The sixth member of the class, No. 506 Butler-Henderson, was withdrawn from use by British Railways during 1960. It has been preserved as part of the UK National Collection and currently wears restored GCR colours. No. 506 is the only surviving GCR passenger locomotive.

The locomotive operated passenger trains on the preserved Great Central Railway in Leicestershire during the late 1970s, 1980s and early 1990s but is now out of running order.

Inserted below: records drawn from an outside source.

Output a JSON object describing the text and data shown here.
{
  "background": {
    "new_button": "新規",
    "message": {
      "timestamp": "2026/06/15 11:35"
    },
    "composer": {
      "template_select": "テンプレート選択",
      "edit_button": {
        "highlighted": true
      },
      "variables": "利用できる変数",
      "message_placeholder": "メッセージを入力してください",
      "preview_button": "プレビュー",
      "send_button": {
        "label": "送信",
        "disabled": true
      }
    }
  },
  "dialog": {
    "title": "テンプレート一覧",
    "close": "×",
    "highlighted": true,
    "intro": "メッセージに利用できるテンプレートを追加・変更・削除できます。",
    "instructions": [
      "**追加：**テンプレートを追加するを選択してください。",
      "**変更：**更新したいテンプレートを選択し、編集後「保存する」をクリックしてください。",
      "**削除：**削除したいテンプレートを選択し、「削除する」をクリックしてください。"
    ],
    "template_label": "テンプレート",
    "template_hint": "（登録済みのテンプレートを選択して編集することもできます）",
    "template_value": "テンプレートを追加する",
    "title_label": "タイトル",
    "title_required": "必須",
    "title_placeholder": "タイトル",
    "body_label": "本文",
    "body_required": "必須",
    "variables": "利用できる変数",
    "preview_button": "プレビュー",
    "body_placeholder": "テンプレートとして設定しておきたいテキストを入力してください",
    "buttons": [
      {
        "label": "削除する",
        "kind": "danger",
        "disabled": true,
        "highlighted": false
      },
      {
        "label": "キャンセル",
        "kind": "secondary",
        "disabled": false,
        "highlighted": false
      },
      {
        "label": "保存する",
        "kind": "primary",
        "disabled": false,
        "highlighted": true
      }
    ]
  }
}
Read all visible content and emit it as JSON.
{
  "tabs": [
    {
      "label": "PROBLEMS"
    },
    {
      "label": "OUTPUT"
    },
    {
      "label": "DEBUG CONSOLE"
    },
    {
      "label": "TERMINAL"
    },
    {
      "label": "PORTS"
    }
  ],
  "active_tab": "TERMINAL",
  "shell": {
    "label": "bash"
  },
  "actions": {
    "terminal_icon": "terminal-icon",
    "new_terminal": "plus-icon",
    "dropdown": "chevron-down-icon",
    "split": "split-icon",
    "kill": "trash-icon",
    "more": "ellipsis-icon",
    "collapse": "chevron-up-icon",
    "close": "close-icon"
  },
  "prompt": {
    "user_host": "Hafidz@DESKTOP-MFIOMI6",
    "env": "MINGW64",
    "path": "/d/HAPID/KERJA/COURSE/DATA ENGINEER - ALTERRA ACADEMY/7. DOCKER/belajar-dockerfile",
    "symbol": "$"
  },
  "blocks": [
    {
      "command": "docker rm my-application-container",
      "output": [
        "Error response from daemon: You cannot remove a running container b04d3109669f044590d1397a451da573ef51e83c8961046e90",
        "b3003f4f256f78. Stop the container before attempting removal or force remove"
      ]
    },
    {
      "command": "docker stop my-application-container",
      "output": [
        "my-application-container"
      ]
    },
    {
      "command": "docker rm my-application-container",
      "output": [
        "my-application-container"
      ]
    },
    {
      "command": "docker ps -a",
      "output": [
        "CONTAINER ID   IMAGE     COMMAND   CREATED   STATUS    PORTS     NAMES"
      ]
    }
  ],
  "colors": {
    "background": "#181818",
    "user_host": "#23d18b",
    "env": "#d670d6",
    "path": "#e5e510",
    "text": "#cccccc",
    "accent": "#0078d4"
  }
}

The locomotive was placed on long-term loan for static display at Barrow Hill Engine Shed, near Chesterfield, in 2005, where she currently resides.

==Stock list==

GCR/LNER stock list
| GCR No. | Name | Date built | LNER No. | 1946 LNER No. | BR No. | Date withdrawn | Notes |
|---|---|---|---|---|---|---|---|
| 501 | Mons | September 1922 | 5501 | 2665 | 62665 | May 1959 |  |
| 502 | Zeebrugge | October 1922 | 5502 | 2666 | 62666 | December 1960 |  |
| 503 | Somme | November 1922 | 5503 | 2667 | 62667 | August 1960 |  |
| 504 | Jutland | November 1922 | 5504 | 2668 | 62668 | November 1960 |  |
| 505 | Ypres | December 1922 | 5505 | 2669 | 62669 | August 1960 |  |
| 506 | Butler-Henderson | December 1919 | 5506 | 2660 | 62660 | November 1960 | Preserved |
| 507 | Gerard Powys Dewhurst | February 1920 | 5507 | 2661 | 62661 | November 1960 |  |
| 508 | Prince of Wales | March 1920 | 5508 | 2662 | 62662 | August 1960 |  |
| 509 | Prince Albert | March 1920 | 5509 | 2663 | 62663 | May 1960 |  |
| 510 | Princess Mary | May 1920 | 5510 | 2664 | 62664 | August 1960 |  |
| 511 | Marne | December 1922 | 5511 | 2670 | 62670 | November 1960 |  |
| 1378 | Bailie MacWheeble | July 1924 | 6378 | 2671 | 62671 | May 1961 |  |
| 1379 | Baron of Bradwardine | August 1924 | 6379 | 2672 | 62672 | September 1961 |  |
| 1380 | Evan Dhu | August 1924 | 6380 | 2673 | 62673 | July 1959 |  |
| 1381 | Flora MacIvor | August 1924 | 6381 | 2674 | 62674 | July 1961 |  |
| 1382 | Colonel Gardiner | August 1924 | 6382 | 2675 | 62675 | October 1959 |  |
| 1383 | Jonathan Oldbuck | August 1924 | 6383 | 2676 | 62676 | October 1959 |  |
| 1384 | Edie Ochiltree | September 1924 | 6384 | 2677 | 62677 | August 1959 |  |
| 1385 | Luckie Mucklebackit | September 1924 | 6385 | 2678 | 62678 | March 1959 |  |
| 1386 | Lord Glenallan | October 1924 | 6386 | 2679 | 62679 | September 1958 | First one to be withdrawn |
| 1387 | Lucy Ashton | October 1924 | 6387 | 2680 | 62680 | September 1961 |  |
| 1388 | Captain Craigengelt | October 1924 | 6388 | 2681 | 62681 | July 1961 |  |
| 1389 | Haystoun of Bucklaw | October 1924 | 6389 | 2682 | 62682 | September 1961 |  |
| 1390 | Hobbie Elliott | October 1924 | 6390 | 2683 | 62683 | September 1958 |  |
| 1391 | Wizard of the Moor | October 1924 | 6391 | 2684 | 62684 | October 1959 |  |
| 1392 | Malcolm Graeme | October 1924 | 6392 | 2685 | 62685 | January 1962 | Last one to be withdrawn |
| 1393 | The Fiery Cross | October 1924 | 6393 | 2686 | 62686 | July 1961 |  |
| 1394 | Lord James of Douglas | October 1924 | 6394 | 2687 | 62687 | August 1961 |  |
| 1395 | Ellen Douglas | November 1924 | 6395 | 2688 | 62688 | July 1961 |  |
| 1396 | Maid of Lorn | November 1924 | 6396 | 2689 | 62689 | July 1961 |  |
| 1397 | The Lady of the Lake | November 1924 | 6397 | 2690 | 62690 | July 1961 |  |
| 1398 | Laird of Balmawhapple | November 1924 | 6398 | 2691 | 62691 | November 1961 |  |
| 1399 | Allan-Bane | November 1924 | 6399 | 2692 | 62692 | November 1959 |  |
| 1400 | Roderick Dhu | November 1924 | 6400 | 2693 | 62693 | November 1961 |  |
| 1401 | James Fitzjames | November 1924 | 6401 | 2694 | 62694 | November 1959 |  |

== Models ==
In 2012, Bachmann Branchline introduced models of the D11 in other Great Central liveries, LNER liveries and British Railway liveries. In 2012, Bachmann produced an exclusive OO gauge model of No. 506 Butler-Henderson for the National Railway Museum shop, as a hundred-piece limited edition in Great Central livery. Bachmann's general production run of the model totalled 1,500.